Grandson Jesse Sage spent many hours playing cribbage with Mom and almost lost it one time when, as he played a particularly good hand, Mom told him he was a “Horse’s Necktie.” She likely called him a few other names that can’t be mentioned here, but you get the drift.
She also told us that, “Since I had my stroke, I can’t sing anymore.” Those of us who ever heard Glennie sing before her stroke really rolled our eyeballs about that!
After that stroke, which she very smartly self-diagnosed, by the way, she had some temporary word difficulties and the hard part for her was that she knew she wasn’t saying the correct word, but that’s just what came out. A day or two after she was hospitalized I called her and asked her what the doctor had done for her and she told me that he said, “I should take two Toyotas and call him in the morning.” So now, of course, Toyotas are a mainstay in all our medicine cabinets.
At our Aunt Peg’s memorial service in church, I was seated next to my sisters, which is always a mistake in a church. Unknown to me, I had sat on a big piece of clear packing tape which had been left on the pew but then was attach to my slacks. Mom was seated behind us and of course she chose the time when the church was at its absolutely most silent and respectful to reach forward and rip that big piece of tape off my britches. The noise was not pleasant and my sisters thought that what mom had done was the funniest thing ever. We all started to giggle but trying to laugh without making any noise just made the situation worse. Mom couldn’t even yell at us afterward because, of course, we told her she’d started it.

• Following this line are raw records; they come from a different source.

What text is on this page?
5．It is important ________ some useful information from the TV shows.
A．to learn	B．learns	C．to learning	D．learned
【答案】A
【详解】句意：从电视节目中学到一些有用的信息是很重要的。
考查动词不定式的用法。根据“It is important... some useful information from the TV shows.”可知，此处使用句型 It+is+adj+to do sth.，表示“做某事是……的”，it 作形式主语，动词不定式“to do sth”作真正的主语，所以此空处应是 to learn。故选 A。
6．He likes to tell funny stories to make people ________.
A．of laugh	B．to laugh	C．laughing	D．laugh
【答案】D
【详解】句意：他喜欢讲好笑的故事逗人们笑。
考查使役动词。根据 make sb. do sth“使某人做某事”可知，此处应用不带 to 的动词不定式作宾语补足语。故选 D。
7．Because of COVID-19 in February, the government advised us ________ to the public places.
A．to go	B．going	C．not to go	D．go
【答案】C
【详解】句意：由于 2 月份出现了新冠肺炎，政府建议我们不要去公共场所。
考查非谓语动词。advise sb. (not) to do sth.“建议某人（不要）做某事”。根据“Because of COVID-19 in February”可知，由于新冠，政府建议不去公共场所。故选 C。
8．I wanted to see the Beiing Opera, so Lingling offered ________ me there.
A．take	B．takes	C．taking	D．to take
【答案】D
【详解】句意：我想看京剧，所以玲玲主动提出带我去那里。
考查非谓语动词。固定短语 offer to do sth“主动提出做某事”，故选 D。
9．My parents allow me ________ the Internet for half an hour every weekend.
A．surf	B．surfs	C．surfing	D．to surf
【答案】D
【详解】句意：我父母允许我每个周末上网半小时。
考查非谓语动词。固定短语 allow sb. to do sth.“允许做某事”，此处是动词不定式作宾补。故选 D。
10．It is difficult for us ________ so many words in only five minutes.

Back when I was maybe a pre-adolescent I remember my little sisters and me following Mom through the Kroger store where she worked at the Valley Fair Shopping Center in Appleton when she went to pick up her weekly check. I know she purposefully went up and down every aisle in the store, just so she could give everyone who was working that day a sassy comment or a bad time.
We four daughters learned by example from Mom the fine art of delicate conversation. In her time, nobody handed out a better line. Mom loved to make people laugh and right up to the end she loved to hear her daughters laugh—she always enjoyed listening to the four of us tell stories and give each other, as she called it, “the raspberries.” Luckily for her, we all turned out to be pretty good at that, too. I know Dad’s genes are in us somewhere, but I know that our “shy and retiring” personalities came straight from our mother.
Mom was the original Includer. I remember, at our great cottage out on Wilson Lake, she was so gracious about inviting people up to the lake for the weekend. As a teenager, one time I came in late after being out with friends and, in the dark, crawled into my lower bunk after everyone was asleep. I woke up with a leg hanging down over the side of the bunk above and I had to make a wild guess as to just which of my friends was up there!
Mom said that back in the 60s some weeks she and Dad had just enough money left on a Friday night for a tank of gas, a case of beer, and food for the weekend at the cottage. That was just about enough to go up to the lake until Sunday night. She was one woman who could stretch food to feed everybody who happened to show up. Of course, in a pinch, the hamburgers she put together were the size of fifty cent pieces, and then Dad, who wasn’t the world’s best grill chef anyway, would frizzle them down further into quarter size bites, but we kids didn’t know that hamburgers on the grill weren’t supposed to look and taste like that, and everybody who was there always seemed to get enough to eat. At least they all had fun!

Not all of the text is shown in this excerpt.